Il m'a été impossible hier ma chère amie de faire tout le barbouillage que je t'envoie pour partir par le courrier ; comme je te le dis dans la lettre ci-jointe j'ai été très content du ministre des finances mais ce n'est pas lui qui fera le rapport et le premier commis est un diable que je ne sais vraiment comment ramener. Aussitôt ma lettre reçue fais copier le mémoire que je t'ai adressé pour la compagnie ; il y a déjà longtemps mais tu ne diras pas au préfet que l'envoi en est ancien, il est minuté, mais bien écrit il doit falloir deux feuilles pour le transcrire, il est inutile de faire copier la pétition au ministre de l'intérieur qui y est jointe mais seulement le mémoire intitulé « Observations pour les constructeurs du pont en bois sur le Rhône connu à Lyon sous le nom de Pont Morand » que je t'envoyai pour communiquer à nos associés et que tu as sûrement gardé. Toute réflexion faite quoi qu'il doive en coûter de port, je t'envoie la copie qui en reste, cela avancera d'un jour la démarche que tu feras auprès du préfet , il serait d'ailleurs possible que l'autre fût dans les mains de quelque associé. Mets dans ton sac la lettre que je lui adresse pour obtenir de lui un ordre qui empêche Feronssat de nous fatiguer ; après l'avoir lue et cachetée tu la lui remettras d'abord de ma part, ensuite tu lui donneras la copie du mémoire ci-joint et pour lui rendre compte de ma position tu lui liras tout bonnement la lettre que je t'ai écrite ci-jointe, elle ne paraît pas être faite pour lui être communiquée mais je crois qu'elle ne peut que faire un bon effet aujourd'hui et lui prouver ta confiance entière ; quant tu en seras à l'endroit où je parle du secret, tu peux bien lui faire entendre, quand même tu serais obligée de désigner le moine , que ce que je crains beaucoup est de trouver des oppositions parmi ceux qui trouvent fort doux de faire porter sur les ponts une partie de contribution foncière à laquelle mon père n'avait jamais dû s'attendre lorsqu'il s'était chargé de construire un pont en diminuant le péage qui se percevait dans les trailles.

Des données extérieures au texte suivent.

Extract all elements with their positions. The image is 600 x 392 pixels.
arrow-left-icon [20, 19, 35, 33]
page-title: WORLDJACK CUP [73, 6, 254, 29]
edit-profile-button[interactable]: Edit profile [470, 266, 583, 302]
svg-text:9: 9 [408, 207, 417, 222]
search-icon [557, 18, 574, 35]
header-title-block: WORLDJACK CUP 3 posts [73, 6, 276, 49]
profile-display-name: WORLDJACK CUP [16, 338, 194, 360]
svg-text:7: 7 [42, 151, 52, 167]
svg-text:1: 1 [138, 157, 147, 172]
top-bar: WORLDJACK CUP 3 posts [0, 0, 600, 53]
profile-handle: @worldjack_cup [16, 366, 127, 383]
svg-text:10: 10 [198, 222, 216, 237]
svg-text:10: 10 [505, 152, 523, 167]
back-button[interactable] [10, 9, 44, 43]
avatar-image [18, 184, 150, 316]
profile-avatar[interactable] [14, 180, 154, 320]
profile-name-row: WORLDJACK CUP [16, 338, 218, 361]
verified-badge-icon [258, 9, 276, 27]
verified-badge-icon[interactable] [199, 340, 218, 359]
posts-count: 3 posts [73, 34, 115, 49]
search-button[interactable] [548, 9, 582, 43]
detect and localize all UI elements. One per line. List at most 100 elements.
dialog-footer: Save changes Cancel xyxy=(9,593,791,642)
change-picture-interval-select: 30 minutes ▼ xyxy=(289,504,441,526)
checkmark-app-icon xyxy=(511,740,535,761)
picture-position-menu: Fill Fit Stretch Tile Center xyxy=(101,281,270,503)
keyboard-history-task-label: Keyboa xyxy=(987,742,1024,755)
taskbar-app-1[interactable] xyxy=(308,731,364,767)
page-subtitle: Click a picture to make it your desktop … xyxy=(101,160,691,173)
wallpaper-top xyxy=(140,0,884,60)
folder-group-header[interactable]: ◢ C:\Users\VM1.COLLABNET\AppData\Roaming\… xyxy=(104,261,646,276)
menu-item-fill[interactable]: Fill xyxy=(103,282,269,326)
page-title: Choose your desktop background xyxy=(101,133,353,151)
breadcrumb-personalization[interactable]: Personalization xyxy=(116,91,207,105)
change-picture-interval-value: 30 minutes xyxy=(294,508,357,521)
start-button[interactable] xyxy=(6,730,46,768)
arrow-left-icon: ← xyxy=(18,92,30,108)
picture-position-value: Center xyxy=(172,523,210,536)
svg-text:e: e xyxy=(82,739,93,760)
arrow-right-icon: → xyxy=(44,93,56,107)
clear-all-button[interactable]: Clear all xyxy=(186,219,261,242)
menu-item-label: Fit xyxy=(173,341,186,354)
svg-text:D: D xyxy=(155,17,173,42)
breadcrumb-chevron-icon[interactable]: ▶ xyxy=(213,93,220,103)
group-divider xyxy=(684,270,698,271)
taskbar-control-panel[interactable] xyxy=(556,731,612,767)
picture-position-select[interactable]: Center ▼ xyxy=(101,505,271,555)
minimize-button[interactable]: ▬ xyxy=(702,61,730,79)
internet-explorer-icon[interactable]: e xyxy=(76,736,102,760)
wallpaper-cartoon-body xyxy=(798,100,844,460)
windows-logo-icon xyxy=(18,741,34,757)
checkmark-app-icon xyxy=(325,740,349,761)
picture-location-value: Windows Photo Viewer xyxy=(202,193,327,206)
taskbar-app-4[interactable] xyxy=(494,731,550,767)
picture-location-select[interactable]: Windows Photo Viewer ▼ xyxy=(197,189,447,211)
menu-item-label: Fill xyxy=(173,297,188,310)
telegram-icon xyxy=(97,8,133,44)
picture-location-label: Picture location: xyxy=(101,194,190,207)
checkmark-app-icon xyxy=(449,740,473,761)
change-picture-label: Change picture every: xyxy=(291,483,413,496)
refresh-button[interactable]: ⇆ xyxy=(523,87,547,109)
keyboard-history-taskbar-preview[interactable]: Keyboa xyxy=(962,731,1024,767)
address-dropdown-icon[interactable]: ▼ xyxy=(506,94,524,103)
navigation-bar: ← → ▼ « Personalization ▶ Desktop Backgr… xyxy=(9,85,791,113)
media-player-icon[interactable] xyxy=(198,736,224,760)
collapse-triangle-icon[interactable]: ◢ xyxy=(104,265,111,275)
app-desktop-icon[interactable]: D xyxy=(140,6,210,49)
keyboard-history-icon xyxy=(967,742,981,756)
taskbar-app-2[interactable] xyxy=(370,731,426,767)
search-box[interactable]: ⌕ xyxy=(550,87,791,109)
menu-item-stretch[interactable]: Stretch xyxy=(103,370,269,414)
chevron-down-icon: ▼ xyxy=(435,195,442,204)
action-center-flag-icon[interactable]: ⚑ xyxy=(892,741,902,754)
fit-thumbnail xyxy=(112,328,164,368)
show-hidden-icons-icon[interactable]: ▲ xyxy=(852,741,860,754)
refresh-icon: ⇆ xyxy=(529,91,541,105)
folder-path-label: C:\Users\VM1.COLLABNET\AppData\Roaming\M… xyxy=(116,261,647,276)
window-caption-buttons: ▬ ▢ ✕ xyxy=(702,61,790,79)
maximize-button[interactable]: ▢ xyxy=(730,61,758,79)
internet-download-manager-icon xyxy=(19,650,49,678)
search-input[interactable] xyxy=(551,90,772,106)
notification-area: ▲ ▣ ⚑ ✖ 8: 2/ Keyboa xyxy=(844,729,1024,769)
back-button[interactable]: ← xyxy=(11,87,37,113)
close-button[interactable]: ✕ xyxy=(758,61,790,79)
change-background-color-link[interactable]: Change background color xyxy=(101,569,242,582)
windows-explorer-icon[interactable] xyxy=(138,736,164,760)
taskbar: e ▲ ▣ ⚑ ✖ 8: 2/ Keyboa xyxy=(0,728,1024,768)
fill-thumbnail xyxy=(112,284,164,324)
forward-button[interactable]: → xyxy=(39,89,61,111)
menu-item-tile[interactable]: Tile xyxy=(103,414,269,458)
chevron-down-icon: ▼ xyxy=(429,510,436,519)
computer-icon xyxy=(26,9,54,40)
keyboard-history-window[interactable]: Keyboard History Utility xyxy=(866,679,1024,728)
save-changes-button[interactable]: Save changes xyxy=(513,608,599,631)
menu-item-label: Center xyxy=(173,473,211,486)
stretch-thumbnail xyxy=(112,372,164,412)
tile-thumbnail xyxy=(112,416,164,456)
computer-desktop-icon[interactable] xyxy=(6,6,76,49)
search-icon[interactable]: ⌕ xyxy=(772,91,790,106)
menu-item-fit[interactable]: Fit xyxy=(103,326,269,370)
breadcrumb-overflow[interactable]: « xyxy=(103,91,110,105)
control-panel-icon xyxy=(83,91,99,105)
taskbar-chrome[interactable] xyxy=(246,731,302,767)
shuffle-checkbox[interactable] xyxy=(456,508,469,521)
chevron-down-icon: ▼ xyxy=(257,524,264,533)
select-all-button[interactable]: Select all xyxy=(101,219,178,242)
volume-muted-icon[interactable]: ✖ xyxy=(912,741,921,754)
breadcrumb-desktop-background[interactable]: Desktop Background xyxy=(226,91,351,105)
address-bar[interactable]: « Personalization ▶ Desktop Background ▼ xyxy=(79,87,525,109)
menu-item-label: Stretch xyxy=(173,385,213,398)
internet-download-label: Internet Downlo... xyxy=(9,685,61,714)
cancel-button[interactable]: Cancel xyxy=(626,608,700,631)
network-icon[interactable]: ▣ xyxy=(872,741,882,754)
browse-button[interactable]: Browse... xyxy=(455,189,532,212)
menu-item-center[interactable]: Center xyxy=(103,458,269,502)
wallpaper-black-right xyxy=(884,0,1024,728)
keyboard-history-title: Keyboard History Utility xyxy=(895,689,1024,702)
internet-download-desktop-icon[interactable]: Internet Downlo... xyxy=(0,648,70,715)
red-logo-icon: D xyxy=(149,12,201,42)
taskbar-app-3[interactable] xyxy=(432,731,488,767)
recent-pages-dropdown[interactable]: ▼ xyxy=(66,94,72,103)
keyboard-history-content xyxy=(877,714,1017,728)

Je serai bien aise de connaître l'avis du préfet sur tout cela ; j'ai eu grand tort de ne pas te prier de lui communiquer tout de suite ma marche comme j'en avais alors envie, j'ai la certitude qu'on lui a écrit, qu'il a répondu et comme j'imagine qu'il ne t'en fera pas un secret tu verras ensuite s'il y a moyen de connaître dans ses bureaux la demande et la réponse ; peut-être ne trouvera-t-il point d'inconvénient à t'en donner communication et alors tu m'en instruiras, je pense que Jaumes te servirait pour t'en donner copie, au reste peut-être tout naturellement le préfet t'en parlera, fera appeler un secrétaire pour t'en donner connaissance et alors s'il ne te paraît pas nécessaire d'en avoir copie tu me diras seulement en substance ce qu'on lui a écrit et ce qu'il a répondu.

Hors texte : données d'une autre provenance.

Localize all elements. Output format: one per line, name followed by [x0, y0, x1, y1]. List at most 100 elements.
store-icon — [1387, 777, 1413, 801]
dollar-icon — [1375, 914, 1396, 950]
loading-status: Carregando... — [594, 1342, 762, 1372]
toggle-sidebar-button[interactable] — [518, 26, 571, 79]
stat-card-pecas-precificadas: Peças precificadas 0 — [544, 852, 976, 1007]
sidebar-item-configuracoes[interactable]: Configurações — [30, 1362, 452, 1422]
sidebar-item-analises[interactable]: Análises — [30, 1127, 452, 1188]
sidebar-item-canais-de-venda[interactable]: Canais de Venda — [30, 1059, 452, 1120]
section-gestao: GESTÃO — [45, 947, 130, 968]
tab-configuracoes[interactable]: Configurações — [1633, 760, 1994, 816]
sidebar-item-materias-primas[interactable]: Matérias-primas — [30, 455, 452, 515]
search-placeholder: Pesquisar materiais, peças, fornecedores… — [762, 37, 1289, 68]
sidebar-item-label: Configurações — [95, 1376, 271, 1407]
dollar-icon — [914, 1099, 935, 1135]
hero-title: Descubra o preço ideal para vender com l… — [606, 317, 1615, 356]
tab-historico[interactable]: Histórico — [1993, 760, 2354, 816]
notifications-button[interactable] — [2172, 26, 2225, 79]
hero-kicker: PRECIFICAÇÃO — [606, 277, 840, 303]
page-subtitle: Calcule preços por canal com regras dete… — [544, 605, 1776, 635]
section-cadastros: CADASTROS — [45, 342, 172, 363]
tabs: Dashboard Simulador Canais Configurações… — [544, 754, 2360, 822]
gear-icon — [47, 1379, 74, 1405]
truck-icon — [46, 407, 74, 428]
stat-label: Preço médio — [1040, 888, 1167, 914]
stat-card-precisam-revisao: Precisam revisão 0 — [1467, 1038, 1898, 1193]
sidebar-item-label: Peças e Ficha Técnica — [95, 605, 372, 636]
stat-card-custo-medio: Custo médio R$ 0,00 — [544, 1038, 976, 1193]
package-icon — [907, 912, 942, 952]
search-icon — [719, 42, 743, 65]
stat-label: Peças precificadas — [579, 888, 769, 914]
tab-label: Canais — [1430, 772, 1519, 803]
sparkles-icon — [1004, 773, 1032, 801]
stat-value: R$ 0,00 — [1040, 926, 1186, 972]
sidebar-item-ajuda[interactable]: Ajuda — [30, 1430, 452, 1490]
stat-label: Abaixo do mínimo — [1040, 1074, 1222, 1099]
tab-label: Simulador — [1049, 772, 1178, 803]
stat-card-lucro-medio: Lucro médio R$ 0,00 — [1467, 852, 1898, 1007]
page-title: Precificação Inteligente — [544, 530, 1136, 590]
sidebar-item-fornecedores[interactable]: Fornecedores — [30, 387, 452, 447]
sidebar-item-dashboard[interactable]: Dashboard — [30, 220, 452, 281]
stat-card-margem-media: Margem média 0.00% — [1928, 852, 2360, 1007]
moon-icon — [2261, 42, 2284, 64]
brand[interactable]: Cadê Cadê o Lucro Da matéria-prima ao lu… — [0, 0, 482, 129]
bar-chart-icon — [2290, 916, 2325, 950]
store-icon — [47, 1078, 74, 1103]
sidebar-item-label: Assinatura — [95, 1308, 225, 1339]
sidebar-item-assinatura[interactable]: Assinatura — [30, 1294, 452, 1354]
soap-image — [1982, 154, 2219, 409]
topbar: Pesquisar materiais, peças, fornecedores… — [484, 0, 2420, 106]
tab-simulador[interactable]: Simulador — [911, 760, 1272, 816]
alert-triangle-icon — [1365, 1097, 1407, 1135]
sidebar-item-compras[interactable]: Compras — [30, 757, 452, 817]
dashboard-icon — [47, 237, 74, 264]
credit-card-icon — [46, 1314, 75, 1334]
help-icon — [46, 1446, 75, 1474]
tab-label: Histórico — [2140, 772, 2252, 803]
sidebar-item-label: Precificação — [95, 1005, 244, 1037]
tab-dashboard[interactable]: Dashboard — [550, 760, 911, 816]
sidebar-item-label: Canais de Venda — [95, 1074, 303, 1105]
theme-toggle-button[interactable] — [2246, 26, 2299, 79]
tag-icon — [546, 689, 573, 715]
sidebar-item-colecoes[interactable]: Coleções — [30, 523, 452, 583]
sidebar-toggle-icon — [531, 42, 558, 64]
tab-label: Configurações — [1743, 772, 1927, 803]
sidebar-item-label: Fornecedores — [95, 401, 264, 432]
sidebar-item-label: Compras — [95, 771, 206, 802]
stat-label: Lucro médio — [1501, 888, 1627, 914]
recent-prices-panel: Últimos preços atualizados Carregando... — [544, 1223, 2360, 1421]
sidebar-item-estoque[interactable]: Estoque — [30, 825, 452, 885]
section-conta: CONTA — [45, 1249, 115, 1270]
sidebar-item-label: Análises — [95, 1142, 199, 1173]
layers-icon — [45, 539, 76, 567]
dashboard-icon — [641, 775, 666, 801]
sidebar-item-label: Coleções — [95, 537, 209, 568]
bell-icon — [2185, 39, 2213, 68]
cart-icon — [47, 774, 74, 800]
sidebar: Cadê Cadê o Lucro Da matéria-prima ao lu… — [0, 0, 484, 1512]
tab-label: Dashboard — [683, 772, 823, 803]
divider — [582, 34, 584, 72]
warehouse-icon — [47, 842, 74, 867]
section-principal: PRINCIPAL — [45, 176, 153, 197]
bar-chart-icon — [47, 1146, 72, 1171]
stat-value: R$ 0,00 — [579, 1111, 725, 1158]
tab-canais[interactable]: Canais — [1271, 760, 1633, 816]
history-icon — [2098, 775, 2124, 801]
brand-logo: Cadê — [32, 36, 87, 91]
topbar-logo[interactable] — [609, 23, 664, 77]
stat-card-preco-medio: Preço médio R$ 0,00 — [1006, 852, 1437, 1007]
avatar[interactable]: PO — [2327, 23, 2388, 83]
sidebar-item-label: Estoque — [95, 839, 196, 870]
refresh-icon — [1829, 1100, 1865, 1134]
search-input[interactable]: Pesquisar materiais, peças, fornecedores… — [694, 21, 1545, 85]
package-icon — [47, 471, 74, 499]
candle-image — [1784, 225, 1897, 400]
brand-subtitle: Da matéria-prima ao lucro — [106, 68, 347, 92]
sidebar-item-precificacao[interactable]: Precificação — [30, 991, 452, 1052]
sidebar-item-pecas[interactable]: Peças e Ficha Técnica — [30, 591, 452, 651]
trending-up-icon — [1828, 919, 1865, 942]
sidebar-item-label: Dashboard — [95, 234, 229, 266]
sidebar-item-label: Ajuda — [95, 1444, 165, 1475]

Il faut aller à deux heures chez le préfet en montant du côté du grand escalier, je ne doute pas qu'il ne te reçoive bien, et que tu n'aies tout le temps de lui parler en détail de tout cela ; tu laisseras cette demi-feuille chez toi et ne prendras avec les autres papiers que la lettre que tu peux lui lire à peu près toute entière comme tu le verras.

Je crains bien que malgré toutes mes précautions, mon affaire maintenant ne soit bien connue à Lyon, et je ne sais comment le préfet aura pris ce changement dans ma marche, c'est ce que tu me diras, tu sens qu'il importe qu'il soit instruit des motifs qui m'ont obligé d'en changer. [...]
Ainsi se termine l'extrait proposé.